J’ai toujours cru que la photographie est comparable avec la poésie. je dirais même qu'elle est la poésie des arts visuels. La photographie n’exige pas qu’on se conforme à tout un tas d’exigences ce qui n’est pas le cas d’autres genres d’arts visuels. On y agit de manière assez directe surtout pour ce qui est de la photographie documentaire quand le photographe ressent le monde qui l’entoure et se doit de le montrer tel qu’il le perçoit. Il existe aussi une autre énergie liée à la photographie qui est notamment celle de faire arrêter le temps, déclare dans une interview accordée à la Radio Bulgarie le photographe Valéri Pochtarov. Ses photographies nous transfèrent dans un espace où le temps s’est carrément arrêté. Les regards des gens ordinaires qu’ils filment semblent nous parler d’une simplicité naturelle. Telles sont notamment les photographies faisant partie du projet « Le dernier habitant du Rhodope » sur lequel Valéri a travaillé au cours de l’année dernière.
Pour pouvoir le réaliser correctement, le photographe entreprend un voyage de plusieurs mois qui le mène dans 556 villages dispersés à travers la montagne mythique. Les photos avec lesquelles il revient à Sofia sont privées de la moindre vanité. Il n’y a en elles rien de superflu, l’accent étant mis sur le regard humain à travers lequel s’entrevoit l’âme de ses héros.Ces photos n’ont pas pour objectif d’attirer l’attention du spectateur sur la carence et les malheurs que vivent les gens mais visent plutôt à rappeler au public quelques-unes des valeurs morales strictement respectées par nos ancêtres mais qui sont largement négligées de nos jours. Pochtarov reconnaît préférer les photos en noir et blanc car les spectateurs s’y concentrent plus facilement.
Au cours de l’année dernière, après plus de 15 ans de travail dans le genre de la photographie documentaire, j’ai commencé à prendre des photos en couleurs. C’est un grand défi pour moi qui me permet pourtant d’avoir un regard différent sur les sujets qui m’avaient toujours intéressé.

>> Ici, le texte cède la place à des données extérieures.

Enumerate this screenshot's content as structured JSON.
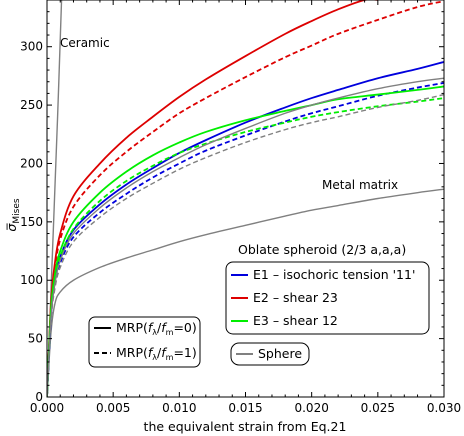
{
  "chart_data": {
    "type": "line",
    "xlabel": "the equivalent strain from Eq.21",
    "ylabel": "σ̅",
    "ylabel_sub": "Mises",
    "xlim": [
      0,
      0.03
    ],
    "ylim": [
      0,
      340
    ],
    "xticks": [
      "0.000",
      "0.005",
      "0.010",
      "0.015",
      "0.020",
      "0.025",
      "0.030"
    ],
    "yticks": [
      "0",
      "50",
      "100",
      "150",
      "200",
      "250",
      "300"
    ],
    "grid": false,
    "annotations": {
      "ceramic": "Ceramic",
      "metal_matrix": "Metal matrix",
      "oblate_title": "Oblate spheroid (2/3 a,a,a)"
    },
    "legend_load_cases": [
      {
        "label": "E1 – isochoric tension '11'",
        "color": "#0000dd"
      },
      {
        "label": "E2 – shear 23",
        "color": "#dd0000"
      },
      {
        "label": "E3 – shear 12",
        "color": "#00ee00"
      }
    ],
    "legend_models": [
      {
        "label_prefix": "MRP(",
        "f_lambda": "f",
        "lambda_sub": "λ",
        "slash": "/",
        "f_m": "f",
        "m_sub": "m",
        "label_suffix": "=0)",
        "style": "solid"
      },
      {
        "label_prefix": "MRP(",
        "f_lambda": "f",
        "lambda_sub": "λ",
        "slash": "/",
        "f_m": "f",
        "m_sub": "m",
        "label_suffix": "=1)",
        "style": "dashed"
      }
    ],
    "legend_sphere": {
      "label": "Sphere",
      "color": "#808080"
    },
    "series": [
      {
        "id": "ceramic",
        "color": "#808080",
        "dash": false,
        "x": [
          0,
          0.0004,
          0.0008,
          0.0011
        ],
        "y": [
          0,
          120,
          240,
          340
        ]
      },
      {
        "id": "metal_matrix",
        "color": "#808080",
        "dash": false,
        "x": [
          0,
          0.0003,
          0.0006,
          0.001,
          0.002,
          0.004,
          0.006,
          0.008,
          0.01,
          0.012,
          0.015,
          0.018,
          0.02,
          0.022,
          0.025,
          0.028,
          0.03
        ],
        "y": [
          0,
          55,
          80,
          90,
          100,
          111,
          119,
          126,
          133,
          139,
          147,
          155,
          160,
          164,
          170,
          175,
          178
        ]
      },
      {
        "id": "E2_mrp0",
        "color": "#dd0000",
        "dash": false,
        "x": [
          0,
          0.0003,
          0.0006,
          0.001,
          0.002,
          0.004,
          0.006,
          0.008,
          0.01,
          0.012,
          0.015,
          0.018,
          0.02,
          0.022,
          0.024,
          0.025
        ],
        "y": [
          0,
          80,
          115,
          140,
          172,
          200,
          222,
          240,
          257,
          272,
          292,
          311,
          322,
          332,
          340,
          340
        ]
      },
      {
        "id": "E2_mrp1",
        "color": "#dd0000",
        "dash": true,
        "x": [
          0,
          0.0003,
          0.0006,
          0.001,
          0.002,
          0.004,
          0.006,
          0.008,
          0.01,
          0.012,
          0.015,
          0.018,
          0.02,
          0.022,
          0.025,
          0.028,
          0.03
        ],
        "y": [
          0,
          75,
          110,
          135,
          163,
          190,
          210,
          227,
          243,
          256,
          274,
          291,
          301,
          311,
          323,
          334,
          339
        ]
      },
      {
        "id": "E1_mrp0",
        "color": "#0000dd",
        "dash": false,
        "x": [
          0,
          0.0003,
          0.0006,
          0.001,
          0.002,
          0.004,
          0.006,
          0.008,
          0.01,
          0.012,
          0.015,
          0.018,
          0.02,
          0.022,
          0.025,
          0.028,
          0.03
        ],
        "y": [
          0,
          70,
          100,
          120,
          143,
          165,
          182,
          196,
          209,
          220,
          235,
          248,
          256,
          263,
          273,
          281,
          287
        ]
      },
      {
        "id": "E1_mrp1",
        "color": "#0000dd",
        "dash": true,
        "x": [
          0,
          0.0003,
          0.0006,
          0.001,
          0.002,
          0.004,
          0.006,
          0.008,
          0.01,
          0.012,
          0.015,
          0.018,
          0.02,
          0.022,
          0.025,
          0.028,
          0.03
        ],
        "y": [
          0,
          68,
          97,
          115,
          137,
          158,
          174,
          188,
          200,
          211,
          224,
          236,
          243,
          249,
          258,
          265,
          269
        ]
      },
      {
        "id": "E3_mrp0",
        "color": "#00ee00",
        "dash": false,
        "x": [
          0,
          0.0003,
          0.0006,
          0.001,
          0.002,
          0.004,
          0.006,
          0.008,
          0.01,
          0.012,
          0.015,
          0.018,
          0.02,
          0.022,
          0.025,
          0.028,
          0.03
        ],
        "y": [
          0,
          75,
          105,
          125,
          150,
          175,
          193,
          207,
          218,
          227,
          237,
          245,
          250,
          255,
          259,
          263,
          266
        ]
      },
      {
        "id": "E3_mrp1",
        "color": "#00ee00",
        "dash": true,
        "x": [
          0,
          0.0003,
          0.0006,
          0.001,
          0.002,
          0.004,
          0.006,
          0.008,
          0.01,
          0.012,
          0.015,
          0.018,
          0.02,
          0.022,
          0.025,
          0.028,
          0.03
        ],
        "y": [
          0,
          72,
          102,
          120,
          144,
          168,
          185,
          198,
          209,
          217,
          227,
          235,
          240,
          244,
          249,
          253,
          256
        ]
      },
      {
        "id": "sphere_mrp0",
        "color": "#808080",
        "dash": false,
        "x": [
          0,
          0.0003,
          0.0006,
          0.001,
          0.002,
          0.004,
          0.006,
          0.008,
          0.01,
          0.012,
          0.015,
          0.018,
          0.02,
          0.022,
          0.025,
          0.028,
          0.03
        ],
        "y": [
          0,
          68,
          97,
          117,
          140,
          162,
          179,
          193,
          205,
          216,
          230,
          243,
          250,
          256,
          264,
          270,
          273
        ]
      },
      {
        "id": "sphere_mrp1",
        "color": "#808080",
        "dash": true,
        "x": [
          0,
          0.0003,
          0.0006,
          0.001,
          0.002,
          0.004,
          0.006,
          0.008,
          0.01,
          0.012,
          0.015,
          0.018,
          0.02,
          0.022,
          0.025,
          0.028,
          0.03
        ],
        "y": [
          0,
          65,
          93,
          111,
          133,
          154,
          170,
          183,
          195,
          205,
          218,
          229,
          235,
          240,
          248,
          254,
          259
        ]
      }
    ]
  }
}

La couleur peut aussi être un moyen d’expression adéquat mais compte tenu du fait que j’ai fait des études de peinture, elle ne représente pas pour moi un but en soi mais plutôt m’aide à exprimer un état d’âme particulier imprégné d’émotion et assurant une certaine harmonie. Nous les photographes qui travaillons tout particulièrement dans des genres qui ne s’adaptent pas trop au recadrage des photos, nous sommes dans une grande mesure dépendants de la réalité. C’est la raison pour laquelle la couleur pour nous n’est pas vraiment quelque chose que nous-mêmes pouvons inventer pour aboutir à l’harmonie comme c’est le cas d’un peintre qui travaille sur sa palette.
Pochtarov a participé à plus de 30 expositions individuelles et collectives à Paris, Berlin, Francfort et d’autres villes ouest-européennes. Il a également été nommé pour de nombreuses distinctions mais ce n’est vraiment pas ce qui le préoccupe et l’encourage à poursuivre sa vocation.
Ceci peut vous paraître étrange mais je me dois tout de même vous avouer que dans la période pendant laquelle je vivais à Paris et exposais régulièrement en Europe occidentale, je cherchais en effet à être présent sur la scène artistique mais à un moment donné j’ai commencé à me sentir déçu de la vanité régnant partout dans notre vie, avoue le photographe.
Ce qui m’a toujours intéressé ce sont les rencontres avec les gens que j’envisage de photographier et pas vraiment le public. Le moment de la réalisation d’un artiste est pourtant celui lors duquel il crée ses œuvres. Celui-ci se sent cependant assez souvent en conflit avec lui-même car étant parfois emmené à chercher inconsciemment son succès dans l’approbation du public, dans son statut matériel ou bien dans l’image qu’il s’est créée auprès d’une institution ou d’une autre. Je crois aussi qu’un créateur est d’actualité jusqu’à ce qu’il a envie de s’exprimer.
En 2011 Pochtarov revient de France et s’installe à Sofia où il crée la première galerie en ligne en Europe de l’Est, consacrée entièrement aux peintres bulgares de l’époque du modernisme à nos jours. Aujourd’hui les tableaux qui y sont exposés sont déjà au nombre de 4000. Valéri a envie de créer un genre de musée virtuel des peintres bulgares étant donné qu’une grande partie de leurs œuvres appartiennent à des collectionneurs privés ou bien sont très rarement exposés dans des galeries nationales.